How you interpret that is up to you.
I think this is a key point. Many people, especially longer-term divers, may tend to interpret that as an open water diver certification is a recreational scuba diving certification, with recreational diving covering depths down to 130 feet. That does not mean someone fresh out of OW training should immediately dive to those depths, anymore than a young drive who just got his driver's license ought to go drive in demanding congested urban road environments. He should get additional experience and grow his way into it.

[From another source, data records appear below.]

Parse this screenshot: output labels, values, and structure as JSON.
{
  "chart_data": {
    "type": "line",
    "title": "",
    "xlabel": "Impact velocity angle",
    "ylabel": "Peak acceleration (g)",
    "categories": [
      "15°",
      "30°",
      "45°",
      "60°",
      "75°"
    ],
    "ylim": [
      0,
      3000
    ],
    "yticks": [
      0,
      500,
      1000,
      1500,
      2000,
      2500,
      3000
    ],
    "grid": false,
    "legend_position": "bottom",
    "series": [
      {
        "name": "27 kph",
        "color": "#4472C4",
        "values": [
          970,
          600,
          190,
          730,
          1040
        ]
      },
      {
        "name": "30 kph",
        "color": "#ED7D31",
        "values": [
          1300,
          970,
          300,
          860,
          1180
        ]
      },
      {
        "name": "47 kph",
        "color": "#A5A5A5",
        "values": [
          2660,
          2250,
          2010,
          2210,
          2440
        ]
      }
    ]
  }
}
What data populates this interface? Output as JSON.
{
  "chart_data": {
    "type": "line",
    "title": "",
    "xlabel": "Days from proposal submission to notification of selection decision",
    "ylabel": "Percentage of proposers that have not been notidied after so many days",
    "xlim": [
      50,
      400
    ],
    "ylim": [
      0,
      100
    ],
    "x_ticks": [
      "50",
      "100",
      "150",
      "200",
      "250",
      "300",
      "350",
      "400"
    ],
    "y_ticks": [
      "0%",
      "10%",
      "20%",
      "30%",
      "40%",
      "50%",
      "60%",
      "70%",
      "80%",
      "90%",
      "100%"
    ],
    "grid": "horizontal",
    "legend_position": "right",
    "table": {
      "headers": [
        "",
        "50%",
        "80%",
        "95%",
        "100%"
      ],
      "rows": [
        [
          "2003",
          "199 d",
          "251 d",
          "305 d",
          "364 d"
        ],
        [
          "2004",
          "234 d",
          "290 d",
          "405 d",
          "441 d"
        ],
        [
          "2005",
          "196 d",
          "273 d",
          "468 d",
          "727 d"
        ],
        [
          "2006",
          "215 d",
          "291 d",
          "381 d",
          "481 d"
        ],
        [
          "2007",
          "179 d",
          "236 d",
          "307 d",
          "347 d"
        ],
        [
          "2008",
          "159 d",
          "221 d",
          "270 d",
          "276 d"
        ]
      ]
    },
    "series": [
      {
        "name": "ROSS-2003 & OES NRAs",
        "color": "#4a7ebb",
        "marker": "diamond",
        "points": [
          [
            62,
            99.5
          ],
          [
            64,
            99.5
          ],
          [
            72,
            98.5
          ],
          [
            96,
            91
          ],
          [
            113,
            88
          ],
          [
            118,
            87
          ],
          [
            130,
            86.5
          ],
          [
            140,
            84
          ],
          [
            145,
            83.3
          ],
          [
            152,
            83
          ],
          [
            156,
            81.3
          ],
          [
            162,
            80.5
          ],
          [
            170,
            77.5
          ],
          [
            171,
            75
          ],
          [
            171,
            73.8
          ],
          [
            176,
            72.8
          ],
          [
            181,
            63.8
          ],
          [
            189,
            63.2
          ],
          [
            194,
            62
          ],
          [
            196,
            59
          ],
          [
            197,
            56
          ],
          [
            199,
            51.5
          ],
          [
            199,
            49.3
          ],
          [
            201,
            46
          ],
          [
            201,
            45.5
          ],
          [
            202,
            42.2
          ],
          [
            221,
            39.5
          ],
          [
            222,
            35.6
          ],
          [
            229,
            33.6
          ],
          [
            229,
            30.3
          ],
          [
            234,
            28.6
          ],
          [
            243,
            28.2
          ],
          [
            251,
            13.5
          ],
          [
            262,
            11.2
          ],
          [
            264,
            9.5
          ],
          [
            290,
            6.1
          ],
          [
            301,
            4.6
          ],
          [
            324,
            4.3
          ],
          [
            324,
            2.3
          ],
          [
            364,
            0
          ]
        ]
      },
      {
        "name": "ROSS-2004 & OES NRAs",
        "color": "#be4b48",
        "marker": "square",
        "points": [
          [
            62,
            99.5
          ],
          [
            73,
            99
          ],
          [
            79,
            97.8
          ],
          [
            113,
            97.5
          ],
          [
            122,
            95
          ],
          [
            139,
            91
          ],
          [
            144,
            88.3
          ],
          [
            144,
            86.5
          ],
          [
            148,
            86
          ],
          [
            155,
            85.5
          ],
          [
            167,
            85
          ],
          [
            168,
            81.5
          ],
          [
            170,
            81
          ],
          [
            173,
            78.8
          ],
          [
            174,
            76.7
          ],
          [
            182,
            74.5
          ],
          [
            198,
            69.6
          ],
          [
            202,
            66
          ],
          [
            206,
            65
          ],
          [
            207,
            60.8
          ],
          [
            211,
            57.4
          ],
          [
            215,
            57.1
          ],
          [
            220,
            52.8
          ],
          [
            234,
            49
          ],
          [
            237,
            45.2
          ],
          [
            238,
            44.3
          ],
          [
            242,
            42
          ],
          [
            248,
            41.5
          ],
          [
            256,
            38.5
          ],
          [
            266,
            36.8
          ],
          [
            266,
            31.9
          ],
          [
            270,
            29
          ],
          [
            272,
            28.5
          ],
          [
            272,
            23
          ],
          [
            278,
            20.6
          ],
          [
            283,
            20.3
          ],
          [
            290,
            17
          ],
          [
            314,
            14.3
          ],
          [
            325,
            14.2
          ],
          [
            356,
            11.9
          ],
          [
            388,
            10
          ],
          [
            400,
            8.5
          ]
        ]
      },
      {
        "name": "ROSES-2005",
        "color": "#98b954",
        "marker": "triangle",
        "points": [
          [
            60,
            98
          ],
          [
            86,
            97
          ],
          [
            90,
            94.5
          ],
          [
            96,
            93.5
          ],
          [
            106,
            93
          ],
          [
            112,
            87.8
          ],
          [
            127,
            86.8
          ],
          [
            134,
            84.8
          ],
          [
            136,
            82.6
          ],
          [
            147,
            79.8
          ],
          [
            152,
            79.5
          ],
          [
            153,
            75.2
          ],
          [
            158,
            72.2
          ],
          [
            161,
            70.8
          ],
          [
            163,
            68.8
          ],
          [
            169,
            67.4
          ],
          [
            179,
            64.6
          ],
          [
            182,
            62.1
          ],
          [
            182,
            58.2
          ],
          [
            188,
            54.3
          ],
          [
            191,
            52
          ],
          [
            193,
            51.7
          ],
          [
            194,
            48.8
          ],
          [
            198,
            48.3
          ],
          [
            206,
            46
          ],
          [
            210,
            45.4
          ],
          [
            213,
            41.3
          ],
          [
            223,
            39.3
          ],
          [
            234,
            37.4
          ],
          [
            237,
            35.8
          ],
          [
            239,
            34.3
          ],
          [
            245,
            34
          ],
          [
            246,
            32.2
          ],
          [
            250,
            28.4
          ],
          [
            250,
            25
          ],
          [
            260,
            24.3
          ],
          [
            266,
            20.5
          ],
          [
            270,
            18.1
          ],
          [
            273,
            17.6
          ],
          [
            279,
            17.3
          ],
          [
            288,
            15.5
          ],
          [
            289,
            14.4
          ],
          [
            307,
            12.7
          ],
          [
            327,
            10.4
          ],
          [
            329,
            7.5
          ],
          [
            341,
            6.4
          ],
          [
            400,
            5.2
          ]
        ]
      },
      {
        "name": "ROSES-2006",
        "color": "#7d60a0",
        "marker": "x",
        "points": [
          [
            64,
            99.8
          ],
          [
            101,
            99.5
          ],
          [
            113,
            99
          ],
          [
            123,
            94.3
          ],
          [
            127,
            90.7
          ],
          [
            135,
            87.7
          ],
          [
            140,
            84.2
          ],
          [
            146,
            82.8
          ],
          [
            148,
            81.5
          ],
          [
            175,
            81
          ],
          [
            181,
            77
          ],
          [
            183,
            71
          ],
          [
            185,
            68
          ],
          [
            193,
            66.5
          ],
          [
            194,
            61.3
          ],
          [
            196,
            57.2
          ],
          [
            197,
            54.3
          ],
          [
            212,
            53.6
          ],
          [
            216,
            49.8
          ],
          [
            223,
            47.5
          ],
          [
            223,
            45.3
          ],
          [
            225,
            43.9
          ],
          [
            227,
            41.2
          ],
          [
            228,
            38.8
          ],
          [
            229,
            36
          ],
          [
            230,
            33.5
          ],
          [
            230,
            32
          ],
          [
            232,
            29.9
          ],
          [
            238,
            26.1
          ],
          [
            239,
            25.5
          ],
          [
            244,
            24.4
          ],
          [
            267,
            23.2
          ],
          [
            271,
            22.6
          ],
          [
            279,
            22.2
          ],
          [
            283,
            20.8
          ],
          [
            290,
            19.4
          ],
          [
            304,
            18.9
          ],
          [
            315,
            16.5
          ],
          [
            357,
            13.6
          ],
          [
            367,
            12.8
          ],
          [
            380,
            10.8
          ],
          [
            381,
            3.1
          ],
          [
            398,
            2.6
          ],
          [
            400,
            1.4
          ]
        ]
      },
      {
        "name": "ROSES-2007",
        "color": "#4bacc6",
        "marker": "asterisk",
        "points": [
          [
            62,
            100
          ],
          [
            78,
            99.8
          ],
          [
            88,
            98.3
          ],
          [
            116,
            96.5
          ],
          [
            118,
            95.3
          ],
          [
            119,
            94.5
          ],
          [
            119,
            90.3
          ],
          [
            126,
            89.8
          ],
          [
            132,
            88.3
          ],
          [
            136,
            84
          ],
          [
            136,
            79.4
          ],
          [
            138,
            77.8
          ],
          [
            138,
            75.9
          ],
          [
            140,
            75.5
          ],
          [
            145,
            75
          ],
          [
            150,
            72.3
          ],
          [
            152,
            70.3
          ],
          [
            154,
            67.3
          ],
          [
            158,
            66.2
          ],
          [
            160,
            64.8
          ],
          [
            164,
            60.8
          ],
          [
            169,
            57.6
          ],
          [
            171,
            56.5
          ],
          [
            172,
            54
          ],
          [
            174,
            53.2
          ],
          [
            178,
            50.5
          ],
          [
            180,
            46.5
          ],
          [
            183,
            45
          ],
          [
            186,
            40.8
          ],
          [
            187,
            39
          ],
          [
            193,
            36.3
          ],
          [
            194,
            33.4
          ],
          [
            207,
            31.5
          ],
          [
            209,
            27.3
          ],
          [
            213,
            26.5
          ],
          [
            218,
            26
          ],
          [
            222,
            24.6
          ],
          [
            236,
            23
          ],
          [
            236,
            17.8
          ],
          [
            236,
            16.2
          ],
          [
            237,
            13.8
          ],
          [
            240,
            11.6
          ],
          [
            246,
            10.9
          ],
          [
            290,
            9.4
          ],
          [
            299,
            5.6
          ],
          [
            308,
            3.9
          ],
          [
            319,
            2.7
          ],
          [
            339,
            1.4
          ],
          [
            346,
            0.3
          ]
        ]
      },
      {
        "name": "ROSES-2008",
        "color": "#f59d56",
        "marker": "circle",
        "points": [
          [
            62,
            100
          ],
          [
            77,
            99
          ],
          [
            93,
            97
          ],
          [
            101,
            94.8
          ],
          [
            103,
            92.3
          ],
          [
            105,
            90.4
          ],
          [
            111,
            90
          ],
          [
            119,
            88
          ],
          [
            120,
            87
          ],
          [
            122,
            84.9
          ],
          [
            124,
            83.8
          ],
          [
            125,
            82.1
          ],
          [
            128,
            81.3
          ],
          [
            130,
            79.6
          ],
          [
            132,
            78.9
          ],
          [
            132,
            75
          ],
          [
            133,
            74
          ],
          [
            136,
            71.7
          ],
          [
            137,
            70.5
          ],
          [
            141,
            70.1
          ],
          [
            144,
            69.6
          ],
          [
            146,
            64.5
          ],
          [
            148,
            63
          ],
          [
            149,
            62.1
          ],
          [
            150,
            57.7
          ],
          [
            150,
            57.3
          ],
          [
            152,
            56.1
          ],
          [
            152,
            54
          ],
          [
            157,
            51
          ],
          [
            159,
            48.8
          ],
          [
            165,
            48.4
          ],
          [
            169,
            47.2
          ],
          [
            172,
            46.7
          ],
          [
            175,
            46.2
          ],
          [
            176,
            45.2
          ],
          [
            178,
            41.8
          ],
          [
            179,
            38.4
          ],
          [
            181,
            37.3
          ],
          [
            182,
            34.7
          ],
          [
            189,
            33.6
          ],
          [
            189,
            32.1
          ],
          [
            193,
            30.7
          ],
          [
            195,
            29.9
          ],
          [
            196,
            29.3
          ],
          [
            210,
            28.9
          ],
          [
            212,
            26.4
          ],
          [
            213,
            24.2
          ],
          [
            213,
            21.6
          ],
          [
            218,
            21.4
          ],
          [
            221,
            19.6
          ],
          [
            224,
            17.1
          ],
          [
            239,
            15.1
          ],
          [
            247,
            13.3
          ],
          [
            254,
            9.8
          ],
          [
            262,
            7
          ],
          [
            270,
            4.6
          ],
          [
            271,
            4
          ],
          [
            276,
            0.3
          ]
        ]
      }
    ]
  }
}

This is how things used to be.
For comparison, getting a driver's license (which if anything is a bigger issue since more people drive solo and accidents are more likely to kill other people) is, for non-commercial car and truck drivers (I'm not up on motorcycle requirements), largely a one license thing.
We don't start with a basic driver's license that covers the countryside and small towns, an intermediate license for somewhat congested areas in cities with populations up to 200,000, then an advanced driver's license for major metropolitan centers.
In post #381 of
Master.........Really? @boulderjohn posted:
3. The Advanced Open Water certification was created by the Los Angeles County program in the mid 1960s to introduce divers to a variety of different aspects of diving in the hope that it would improve the low rate of diver retention. NAUI followed suit. PADI did not add AOW until later.
Notice that the course was not designed to certify people as safe to dive 100 feet (you can get the PADI AOW cert. without going nearly that deep, unless things have changed). It doesn't prove they've dove to 100 feet deep, much less that they've mastered the knowledge and skills involved and are safe to do so.
None of which changes the fact insurance operators can demand divers do most anything not illegal as a condition of operator coverage.
P.S.: It's interesting jumping thread to thread. One thread decried a Malta court finding of dive buddy liability thought to be ridiculous. Another on the
Conception disaster brought up the issue the rec. diver community has been anti-government intervention but now some wish the government had 'done more' to prevent it. In this thread, liability risk-ridden operators have trouble finding insurance coverage and start requiring a certification not practically necessary, designed for or reliably serving the purpose, because it'd look good in a lawsuit.